Но никто не приходил. Лес трещал и плакал, шелестел миллиардами листьев, но ни одному из них не было до неё дела. Теперь никогда никому не будет дела.

При мысли об этом под веками что-то нагрелось и защипало. Ужасно хотелось заплакать, но она не могла – слёзы закончились.

Она не знала, как долго лежит здесь. Знала лишь, что вставать бессмысленно. Ей ведь некуда было пойти. И не к кому. Она вспомнила выстрелы, которые слышала после того, как покинула дом. Они были такими громкими. Такими безжалостными. Ей не хотелось думать о том, что они значили, но теперь, когда первородный страх уже ушёл, усмирить поток мыслей казалось невозможным.

Роджер, думала она. Роджер, Роджер. Роджера… Она подумала о том, что вместо него на полу теперь лежит что-то скомканное, мокрое и тёплое.

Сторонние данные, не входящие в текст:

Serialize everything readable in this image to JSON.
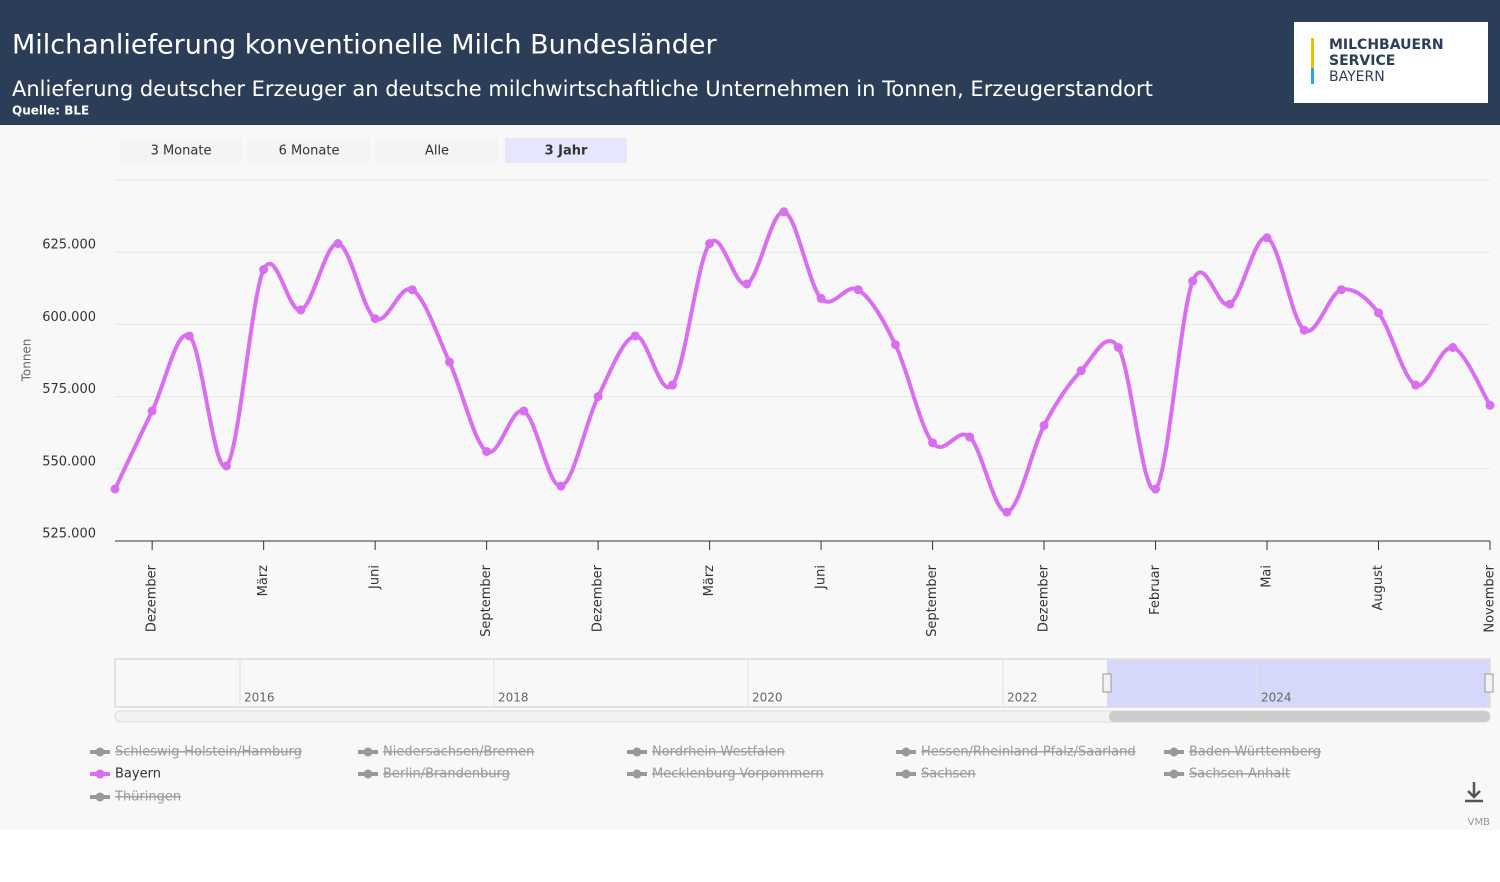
{
  "header": {
    "title": "Milchanlieferung konventionelle Milch Bundesländer",
    "subtitle": "Anlieferung deutscher Erzeuger an deutsche milchwirtschaftliche Unternehmen in Tonnen, Erzeugerstandort",
    "source": "Quelle: BLE",
    "logo": [
      "MILCHBAUERN",
      "SERVICE",
      "BAYERN"
    ]
  },
  "range_buttons": [
    "3 Monate",
    "6 Monate",
    "Alle",
    "3 Jahr"
  ],
  "selected_range": 3,
  "navigator": {
    "labels": [
      "2016",
      "2018",
      "2020",
      "2022",
      "2024"
    ]
  },
  "credit": "VMB",
  "chart_data": {
    "type": "line",
    "y_label": "Tonnen",
    "categories": [
      "November",
      "Dezember",
      null,
      null,
      "März",
      null,
      null,
      "Juni",
      null,
      null,
      "September",
      null,
      null,
      "Dezember",
      null,
      null,
      "März",
      null,
      null,
      "Juni",
      null,
      null,
      "September",
      null,
      null,
      "Dezember",
      null,
      null,
      "Februar",
      null,
      null,
      "Mai",
      null,
      null,
      "August",
      null,
      null,
      "November"
    ],
    "first_label_hidden": true,
    "ylim": [
      525000,
      650000
    ],
    "yticks": [
      {
        "value": 525000,
        "label": "525.000"
      },
      {
        "value": 550000,
        "label": "550.000"
      },
      {
        "value": 575000,
        "label": "575.000"
      },
      {
        "value": 600000,
        "label": "600.000"
      },
      {
        "value": 625000,
        "label": "625.000"
      }
    ],
    "grid": true,
    "series": [
      {
        "name": "Schleswig-Holstein/Hamburg",
        "visible": false
      },
      {
        "name": "Niedersachsen/Bremen",
        "visible": false
      },
      {
        "name": "Nordrhein-Westfalen",
        "visible": false
      },
      {
        "name": "Hessen/Rheinland-Pfalz/Saarland",
        "visible": false
      },
      {
        "name": "Baden-Württemberg",
        "visible": false
      },
      {
        "name": "Bayern",
        "visible": true,
        "color": "#d96ef0",
        "values": [
          543000,
          570000,
          596000,
          551000,
          619000,
          605000,
          628000,
          602000,
          612000,
          587000,
          556000,
          570000,
          544000,
          575000,
          596000,
          579000,
          628000,
          614000,
          639000,
          609000,
          612000,
          593000,
          559000,
          561000,
          535000,
          565000,
          584000,
          592000,
          543000,
          615000,
          607000,
          630000,
          598000,
          612000,
          604000,
          579000,
          592000,
          572000
        ]
      },
      {
        "name": "Berlin/Brandenburg",
        "visible": false
      },
      {
        "name": "Mecklenburg-Vorpommern",
        "visible": false
      },
      {
        "name": "Sachsen",
        "visible": false
      },
      {
        "name": "Sachsen-Anhalt",
        "visible": false
      },
      {
        "name": "Thüringen",
        "visible": false
      }
    ]
  }
}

А может быть, уже холодное.

Когда ей было пять лет, мама рассказала ей о смерти. Роджер всё уже тогда знал, но сидел рядом – потому что это было слишком страшно вынести одной. Мама показала ей картинки кладбищ и объяснила, что все-все однажды окажутся там.

«Они не будут больше дышать, двигаться, думать, разговаривать, понимаешь, милая? Все животные однажды умирают, и все люди тоже.»

«А когда?» – спросила тогда Мэг, хотя, вообще-то ей хотелось задать совершенно другие вопросы.

«Каждый умирает по-разному и каждый в своё время. Никто не знает, кто и когда умрёт.»

«Значит, мы все тоже умрём?» – спросила Мэг, и на этот вопрос она действительно хотела услышать ответ.

«Да, солнышко. Папа, и я, и Роджер… И даже ты… Когда-нибудь. Но я могу тебе сказать одно – это произойдёт очень нескоро.»

«Ты же сказала, что этого никто не знает.»

«Правильно. Ты молодец, что слушаешь меня. Но это я точно знаю, поверь мне. Кое-что твоя глупая мать всё-таки знает»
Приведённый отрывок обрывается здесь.